Sometimes I sit back and wonder- "Why do I always do things the hard way?" Why use film, why use a fully manual camera that weighs a million pounds, why use a slow lens, why spend so much money on darkroom chemistry, why order only the best, warmest toned, gorgeous hard to find photo paper, why cut my own matts and frames? When so many other photographers out there are doing the exact opposite, why is it so important for me to stay true to my Fine Art roots? I think and think and think. And then I realize- this is not a difficult question.
I am an artist. I am inspired by the tactile nature of my medium, by the mystery of my camera, the magic that can only be found through my lens. If I took all these 'old fashioned' methods away, I would be sacrificing my style. And as an artist, style is a crucial companion.

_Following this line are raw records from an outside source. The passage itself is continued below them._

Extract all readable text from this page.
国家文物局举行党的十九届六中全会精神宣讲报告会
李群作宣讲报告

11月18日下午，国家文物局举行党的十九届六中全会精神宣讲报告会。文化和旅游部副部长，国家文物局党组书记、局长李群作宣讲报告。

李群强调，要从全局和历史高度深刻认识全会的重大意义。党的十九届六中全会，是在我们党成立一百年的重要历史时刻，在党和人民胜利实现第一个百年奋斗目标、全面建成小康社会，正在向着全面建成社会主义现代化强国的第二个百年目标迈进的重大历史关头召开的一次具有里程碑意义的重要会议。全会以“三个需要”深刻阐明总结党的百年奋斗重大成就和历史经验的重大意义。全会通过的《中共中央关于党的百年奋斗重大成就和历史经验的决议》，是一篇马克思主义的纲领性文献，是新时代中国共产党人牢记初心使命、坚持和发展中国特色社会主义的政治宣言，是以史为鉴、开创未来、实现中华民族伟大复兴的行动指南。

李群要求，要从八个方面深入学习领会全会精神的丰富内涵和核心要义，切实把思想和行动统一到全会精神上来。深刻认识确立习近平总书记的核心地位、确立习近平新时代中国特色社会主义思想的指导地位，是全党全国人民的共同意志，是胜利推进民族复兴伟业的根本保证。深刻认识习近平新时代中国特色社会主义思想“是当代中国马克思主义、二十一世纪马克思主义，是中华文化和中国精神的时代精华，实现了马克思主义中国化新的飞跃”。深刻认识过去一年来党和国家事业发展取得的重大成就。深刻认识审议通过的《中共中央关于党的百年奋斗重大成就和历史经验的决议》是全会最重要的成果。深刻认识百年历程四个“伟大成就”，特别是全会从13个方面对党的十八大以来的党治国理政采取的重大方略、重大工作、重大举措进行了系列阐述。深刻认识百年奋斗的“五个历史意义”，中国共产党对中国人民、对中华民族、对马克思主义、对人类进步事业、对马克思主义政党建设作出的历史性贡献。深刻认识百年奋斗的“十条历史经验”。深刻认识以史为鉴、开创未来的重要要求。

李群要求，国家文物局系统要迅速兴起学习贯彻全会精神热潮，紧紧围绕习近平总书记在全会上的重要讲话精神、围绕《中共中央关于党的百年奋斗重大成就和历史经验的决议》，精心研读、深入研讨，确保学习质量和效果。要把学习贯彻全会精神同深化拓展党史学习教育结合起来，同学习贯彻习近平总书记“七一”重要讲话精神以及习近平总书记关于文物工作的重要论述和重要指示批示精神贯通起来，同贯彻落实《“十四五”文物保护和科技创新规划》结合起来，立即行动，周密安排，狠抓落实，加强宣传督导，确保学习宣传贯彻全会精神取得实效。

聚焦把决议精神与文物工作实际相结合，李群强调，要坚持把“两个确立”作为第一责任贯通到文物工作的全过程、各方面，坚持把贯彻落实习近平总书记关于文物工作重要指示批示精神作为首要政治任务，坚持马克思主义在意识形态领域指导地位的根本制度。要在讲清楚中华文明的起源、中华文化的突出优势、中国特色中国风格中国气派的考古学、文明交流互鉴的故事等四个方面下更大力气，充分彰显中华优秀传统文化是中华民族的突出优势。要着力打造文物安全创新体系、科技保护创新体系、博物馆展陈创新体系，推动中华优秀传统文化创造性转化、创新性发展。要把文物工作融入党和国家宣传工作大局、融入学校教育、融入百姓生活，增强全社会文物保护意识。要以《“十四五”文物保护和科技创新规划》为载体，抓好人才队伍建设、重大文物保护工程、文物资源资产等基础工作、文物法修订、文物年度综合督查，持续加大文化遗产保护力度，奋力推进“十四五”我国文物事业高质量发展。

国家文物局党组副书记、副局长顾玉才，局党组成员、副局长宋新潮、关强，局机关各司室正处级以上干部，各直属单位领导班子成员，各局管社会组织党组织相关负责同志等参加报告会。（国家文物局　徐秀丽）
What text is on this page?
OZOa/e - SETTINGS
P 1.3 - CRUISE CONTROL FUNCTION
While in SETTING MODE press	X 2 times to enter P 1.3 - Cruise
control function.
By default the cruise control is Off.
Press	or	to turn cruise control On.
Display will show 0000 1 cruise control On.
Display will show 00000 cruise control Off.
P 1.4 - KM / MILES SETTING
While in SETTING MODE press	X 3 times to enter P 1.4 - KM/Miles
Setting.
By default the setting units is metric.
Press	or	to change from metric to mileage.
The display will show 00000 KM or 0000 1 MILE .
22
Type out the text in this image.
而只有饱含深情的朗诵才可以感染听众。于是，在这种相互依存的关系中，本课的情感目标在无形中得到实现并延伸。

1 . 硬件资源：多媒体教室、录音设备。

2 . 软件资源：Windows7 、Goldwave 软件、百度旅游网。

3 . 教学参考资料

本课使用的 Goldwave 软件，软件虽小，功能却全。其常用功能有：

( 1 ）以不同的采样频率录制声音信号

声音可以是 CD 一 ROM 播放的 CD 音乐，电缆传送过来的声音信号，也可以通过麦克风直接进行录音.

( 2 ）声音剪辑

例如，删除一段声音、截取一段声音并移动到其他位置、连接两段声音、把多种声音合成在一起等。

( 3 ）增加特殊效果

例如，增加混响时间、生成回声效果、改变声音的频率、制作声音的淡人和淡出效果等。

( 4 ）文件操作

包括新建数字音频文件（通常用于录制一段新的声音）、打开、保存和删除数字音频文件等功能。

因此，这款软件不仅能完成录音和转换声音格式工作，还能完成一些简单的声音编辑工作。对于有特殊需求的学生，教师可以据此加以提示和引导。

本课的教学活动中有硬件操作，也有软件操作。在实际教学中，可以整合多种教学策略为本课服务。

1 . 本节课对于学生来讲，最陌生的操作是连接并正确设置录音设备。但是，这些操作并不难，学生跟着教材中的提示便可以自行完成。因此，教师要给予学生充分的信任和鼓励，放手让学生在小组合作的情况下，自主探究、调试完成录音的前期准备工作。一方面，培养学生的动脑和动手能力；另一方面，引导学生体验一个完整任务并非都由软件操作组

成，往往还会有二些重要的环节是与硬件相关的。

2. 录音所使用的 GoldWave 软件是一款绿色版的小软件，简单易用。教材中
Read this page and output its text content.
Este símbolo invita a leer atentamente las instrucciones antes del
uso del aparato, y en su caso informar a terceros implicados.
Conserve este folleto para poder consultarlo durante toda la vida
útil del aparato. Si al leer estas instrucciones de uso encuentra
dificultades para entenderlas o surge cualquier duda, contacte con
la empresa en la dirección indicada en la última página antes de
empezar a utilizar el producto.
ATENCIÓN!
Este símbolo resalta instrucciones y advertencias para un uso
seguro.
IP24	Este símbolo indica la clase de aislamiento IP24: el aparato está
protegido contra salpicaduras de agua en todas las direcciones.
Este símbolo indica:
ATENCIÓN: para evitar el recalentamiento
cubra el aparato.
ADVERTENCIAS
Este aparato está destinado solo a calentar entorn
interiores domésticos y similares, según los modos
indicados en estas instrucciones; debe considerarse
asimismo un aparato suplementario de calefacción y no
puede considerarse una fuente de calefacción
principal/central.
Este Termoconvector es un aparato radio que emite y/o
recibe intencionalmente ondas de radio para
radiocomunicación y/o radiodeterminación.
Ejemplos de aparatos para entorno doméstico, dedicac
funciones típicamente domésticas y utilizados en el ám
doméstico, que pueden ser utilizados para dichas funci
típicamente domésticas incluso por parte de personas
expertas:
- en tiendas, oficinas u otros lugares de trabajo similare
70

I've been reading Diane Arbus' biography (see here), and am continually inspired by her explanations of photography. Her thoughts on technique always help me refocus my own creative work. Whether I'm making emotional portraits of our beloved animal companions, or instant Polaroid landscapes, or stories of my home town- I keep coming back to Arbus' words:
“What moves me about...what's called technique...is that it comes from some mysterious deep place. I mean it can have something to do with the paper and the developer and all that stuff, but it comes mostly from some very deep choices somebody has made that take a long time and keep haunting them.”- Diane Arbus
As an artist, working with animals is incredibly inspiring and emotional. I often find myself getting a little misty-eyed when hearing of a client's love for their dog. It is a beautiful and mysterious thing. Just like traditional photography, just like an old manual clunky camera, just like the darkroom. And that synchronicity always reminds me that sometimes a little extra work makes all the difference.